La otra entonces abrazó a su amiga y la consoló besuqueándola.

—Pero… ¿qué pasó? —preguntó con exigencia Nana—. ¿Es que no vamos a terminar de enterarnos?

—Pues que el hierofante —continuó la tal Rene—, al ver las habas, se puso hecho una fiera; que si no se podían llevar allí las habas, que si era un sacrilegio, que si esto, que si aquello…

—¡Y nos echó a la calle! —añadió la otra—. ¡Oh, señor Asclepio, qué disgusto!

—¿A la calle por unas cochinas habas? —preguntó Nana con gesto de perplejidad.

—¿Cochinas…? —repuso la tal Rene con enojo—. ¡Venid! A ver si en vuestra vida habéis visto habas como estas que tengo ahí afuera.

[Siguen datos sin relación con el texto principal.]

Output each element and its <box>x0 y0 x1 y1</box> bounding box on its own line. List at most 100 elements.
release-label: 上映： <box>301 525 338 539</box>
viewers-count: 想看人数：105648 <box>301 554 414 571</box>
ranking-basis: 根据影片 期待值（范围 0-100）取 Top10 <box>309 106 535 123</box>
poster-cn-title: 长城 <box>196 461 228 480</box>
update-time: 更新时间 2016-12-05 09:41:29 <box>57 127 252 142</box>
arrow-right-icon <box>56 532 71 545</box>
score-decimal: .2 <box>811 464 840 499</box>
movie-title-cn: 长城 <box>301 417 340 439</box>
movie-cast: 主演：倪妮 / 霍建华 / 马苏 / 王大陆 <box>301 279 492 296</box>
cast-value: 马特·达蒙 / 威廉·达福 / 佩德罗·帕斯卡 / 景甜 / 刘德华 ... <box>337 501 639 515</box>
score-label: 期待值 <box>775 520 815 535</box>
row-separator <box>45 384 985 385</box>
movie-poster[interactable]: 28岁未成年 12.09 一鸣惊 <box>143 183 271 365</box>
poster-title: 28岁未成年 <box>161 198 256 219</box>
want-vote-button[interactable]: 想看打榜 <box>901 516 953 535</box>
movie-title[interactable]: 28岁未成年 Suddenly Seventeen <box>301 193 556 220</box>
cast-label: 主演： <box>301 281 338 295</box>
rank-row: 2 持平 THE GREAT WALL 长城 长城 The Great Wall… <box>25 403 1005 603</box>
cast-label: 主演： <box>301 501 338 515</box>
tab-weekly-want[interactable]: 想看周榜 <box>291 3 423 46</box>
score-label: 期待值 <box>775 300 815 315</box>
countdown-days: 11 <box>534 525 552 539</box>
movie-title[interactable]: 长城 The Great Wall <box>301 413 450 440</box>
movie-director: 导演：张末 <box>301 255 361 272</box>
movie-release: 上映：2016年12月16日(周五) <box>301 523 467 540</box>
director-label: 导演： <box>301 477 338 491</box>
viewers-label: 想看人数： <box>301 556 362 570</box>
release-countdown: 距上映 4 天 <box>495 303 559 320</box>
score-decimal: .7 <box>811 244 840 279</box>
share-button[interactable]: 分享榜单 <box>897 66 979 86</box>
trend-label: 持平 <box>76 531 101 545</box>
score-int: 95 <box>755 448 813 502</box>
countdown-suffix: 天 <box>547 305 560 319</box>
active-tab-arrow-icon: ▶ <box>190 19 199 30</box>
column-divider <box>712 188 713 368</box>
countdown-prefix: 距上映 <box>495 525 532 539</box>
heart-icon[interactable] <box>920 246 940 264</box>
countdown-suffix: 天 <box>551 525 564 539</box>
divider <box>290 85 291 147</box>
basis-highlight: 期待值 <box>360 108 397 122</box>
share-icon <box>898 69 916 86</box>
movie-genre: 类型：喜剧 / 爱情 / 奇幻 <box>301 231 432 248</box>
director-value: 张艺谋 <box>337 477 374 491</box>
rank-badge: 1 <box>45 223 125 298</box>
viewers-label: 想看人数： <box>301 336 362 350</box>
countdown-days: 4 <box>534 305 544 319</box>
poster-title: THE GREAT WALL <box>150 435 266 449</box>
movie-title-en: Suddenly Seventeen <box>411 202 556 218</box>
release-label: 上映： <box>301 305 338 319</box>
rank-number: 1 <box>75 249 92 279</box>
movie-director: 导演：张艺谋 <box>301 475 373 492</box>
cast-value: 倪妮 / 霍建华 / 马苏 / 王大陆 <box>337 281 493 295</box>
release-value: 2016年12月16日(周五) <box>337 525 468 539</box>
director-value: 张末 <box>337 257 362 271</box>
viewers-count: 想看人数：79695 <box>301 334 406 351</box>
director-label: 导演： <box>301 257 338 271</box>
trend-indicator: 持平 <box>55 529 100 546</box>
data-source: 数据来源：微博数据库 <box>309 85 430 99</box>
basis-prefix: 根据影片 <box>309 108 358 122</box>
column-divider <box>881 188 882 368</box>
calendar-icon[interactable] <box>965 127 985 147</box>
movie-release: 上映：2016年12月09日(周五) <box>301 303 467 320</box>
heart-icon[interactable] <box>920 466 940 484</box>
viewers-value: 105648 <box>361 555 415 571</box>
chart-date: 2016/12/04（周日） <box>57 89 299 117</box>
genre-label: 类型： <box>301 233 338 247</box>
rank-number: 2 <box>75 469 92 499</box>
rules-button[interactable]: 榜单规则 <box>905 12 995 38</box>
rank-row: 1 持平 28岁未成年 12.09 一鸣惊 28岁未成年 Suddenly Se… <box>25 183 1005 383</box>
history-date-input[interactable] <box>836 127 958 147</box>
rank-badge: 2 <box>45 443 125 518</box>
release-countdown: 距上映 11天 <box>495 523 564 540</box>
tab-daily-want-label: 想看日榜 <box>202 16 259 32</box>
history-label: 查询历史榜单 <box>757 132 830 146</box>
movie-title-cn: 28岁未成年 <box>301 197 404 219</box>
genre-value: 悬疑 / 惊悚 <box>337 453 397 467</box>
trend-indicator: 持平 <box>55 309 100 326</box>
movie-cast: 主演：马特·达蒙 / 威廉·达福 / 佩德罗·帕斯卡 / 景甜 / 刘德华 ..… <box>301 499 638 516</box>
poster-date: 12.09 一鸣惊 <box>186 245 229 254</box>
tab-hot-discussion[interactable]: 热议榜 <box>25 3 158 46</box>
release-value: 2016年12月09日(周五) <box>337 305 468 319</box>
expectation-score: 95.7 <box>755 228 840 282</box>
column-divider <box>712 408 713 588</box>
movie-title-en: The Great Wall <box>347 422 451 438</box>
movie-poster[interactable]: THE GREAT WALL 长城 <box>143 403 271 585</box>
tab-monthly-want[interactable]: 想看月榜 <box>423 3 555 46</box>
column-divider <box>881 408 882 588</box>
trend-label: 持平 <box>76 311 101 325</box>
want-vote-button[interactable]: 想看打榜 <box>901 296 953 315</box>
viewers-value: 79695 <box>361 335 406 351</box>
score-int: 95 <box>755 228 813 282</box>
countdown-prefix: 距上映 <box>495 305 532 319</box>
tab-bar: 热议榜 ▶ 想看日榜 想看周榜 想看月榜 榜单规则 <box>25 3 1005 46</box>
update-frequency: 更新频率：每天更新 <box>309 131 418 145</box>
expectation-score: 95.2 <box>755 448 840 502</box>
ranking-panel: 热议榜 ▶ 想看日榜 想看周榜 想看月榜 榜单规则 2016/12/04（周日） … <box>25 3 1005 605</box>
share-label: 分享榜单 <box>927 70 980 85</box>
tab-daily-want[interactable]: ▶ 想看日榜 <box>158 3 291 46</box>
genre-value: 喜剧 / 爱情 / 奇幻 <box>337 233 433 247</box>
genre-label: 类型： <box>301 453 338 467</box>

Las tres mujeres se pusieron en pie y, ayudando a la de la parálisis, se encaminaron hacia la puerta de salida.

Absorto, Podalirio parecía estar ajeno a lo que sucedía delante de él. Mecánicamente, se puso en pos de las mujeres para ver también las habas objeto del litigio, dispuesto con abnegación a seguir soportando las consecuencias del absurdo dilema suscitado.

Afuera, junto a los cipreses del bosquecillo que se extendía delante del templo, aguardaba un paciente esclavo sujetando las bridas a un rucio asno que cargaba alforjas de mimbre.

—Mirad —señaló la enjoyada alargando su delgado brazo cubierto de oro y corales—, ahí tenéis las tortas, los albaricoques, las lentejas, el aceite, el vino y… ¡y las cochinas habas!

—¡Y dale con lo de cochinas! —rugió la otra.

Todos se asomaban a las alforjas para ver, y el esclavo, sin que nadie se lo mandara, extrajo una talega y mostró las habas secas, negras, lustrosas y de apetitoso aspecto.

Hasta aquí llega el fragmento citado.